For an eclectic look at the world of beer over two millennia, grab a copy of Strange Tales of Ale by British beer author, historian and blogger, Martyn Cornell.

Cornell’s new book kicks off with the tragic tale of London’s great beer flood of 1814. He writes, “A huge vat filled with maturing porter fell apart at Henry Meux’s Horse Shoe brewery. More than 570 tons of beer crashed through the brewery’s back wall and out into the slums behind in a vast wave at least 15 feet high”. Eight women and children died and others were injured.

On a happier note, Cornell details how RAF Spitfire pilots, with tacit approval of the Air Ministry, flew beer in “jettison tanks” to the troops in Normandy in the weeks following D-Day.

The book is available in electronic and print format from Amazon and Google Books.

Beer reviews

Bright Brewery Smoko Rauchbier 330ml $5
Smoko emulates the beechwood-smoked beers (rauchbier) of Bamberg, Germany, where it makes delicious company, as I found out firsthand, for liver dumpling soup. So it’s a forceful beer to enjoy with rich food, not quinoa. Smoko reeks of campfire clothing and bacon, combining rich malt and bitter hops with meaty, smoky flavours.

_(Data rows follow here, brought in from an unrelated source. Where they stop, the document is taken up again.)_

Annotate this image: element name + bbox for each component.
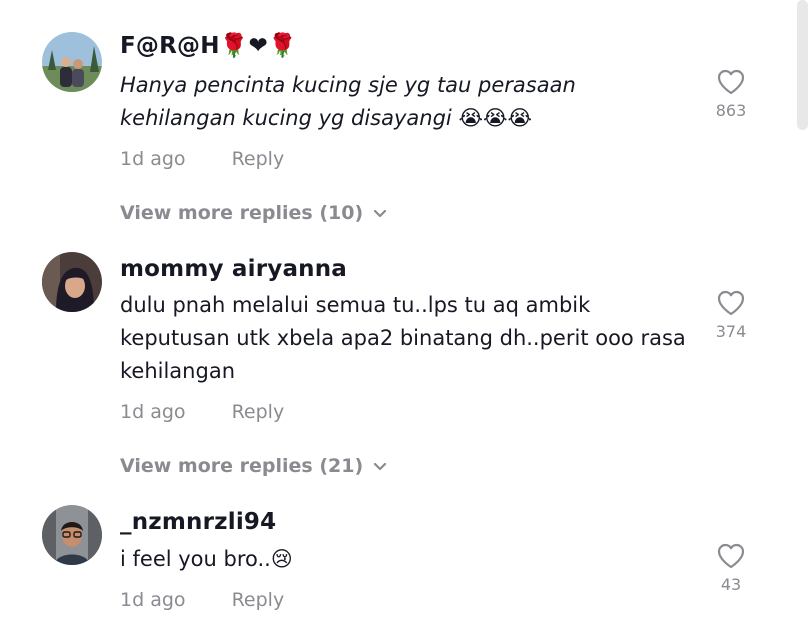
heart-outline-icon <box>717 69 745 95</box>
chevron-down-icon <box>374 462 387 470</box>
view-more-replies[interactable]: View more replies (21) <box>120 455 387 477</box>
reply-button[interactable]: Reply <box>232 401 285 423</box>
comment-text: dulu pnah melalui semua tu..lps tu aq am… <box>120 293 686 383</box>
view-more-label: View more replies (21) <box>120 455 364 477</box>
comment-meta: 1d ago Reply <box>120 148 284 170</box>
timestamp: 1d ago <box>120 589 186 611</box>
chevron-down-icon <box>374 209 387 217</box>
avatar[interactable] <box>42 32 102 92</box>
username[interactable]: _nzmnrzli94 <box>120 509 276 535</box>
avatar[interactable] <box>42 252 102 312</box>
heart-outline-icon <box>717 543 745 569</box>
like-count: 43 <box>720 575 742 594</box>
comment-meta: 1d ago Reply <box>120 589 284 611</box>
reply-button[interactable]: Reply <box>232 589 285 611</box>
heart-outline-icon <box>717 290 745 316</box>
like-button[interactable]: 863 <box>712 69 750 120</box>
view-more-replies[interactable]: View more replies (10) <box>120 202 387 224</box>
username[interactable]: F@R@H🌹❤🌹 <box>120 32 297 59</box>
like-button[interactable]: 43 <box>712 543 750 594</box>
scrollbar[interactable] <box>797 0 808 130</box>
comment-text: i feel you bro..😢 <box>120 547 293 571</box>
like-button[interactable]: 374 <box>712 290 750 341</box>
like-count: 374 <box>715 322 747 341</box>
comment-text: Hanya pencinta kucing sje yg tau perasaa… <box>120 73 576 130</box>
avatar[interactable] <box>42 505 102 565</box>
username[interactable]: mommy airyanna <box>120 256 347 282</box>
timestamp: 1d ago <box>120 401 186 423</box>
timestamp: 1d ago <box>120 148 186 170</box>
like-count: 863 <box>715 101 747 120</box>
comment-meta: 1d ago Reply <box>120 401 284 423</box>
reply-button[interactable]: Reply <box>232 148 285 170</box>
view-more-label: View more replies (10) <box>120 202 364 224</box>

Bright Brewery Alpine Ale 330ml $3.95
Craft brewers explore every corner of the beer world, at times challenging our senses with powerful flavour combinations. But they also make simpler brews for everyday quaffing. Bright Brewery succeeds in this area with its single malt, single hop Alpine Ale. It’s malty, tasty, fresh and finishes with a balanced, lingering hops bitterness.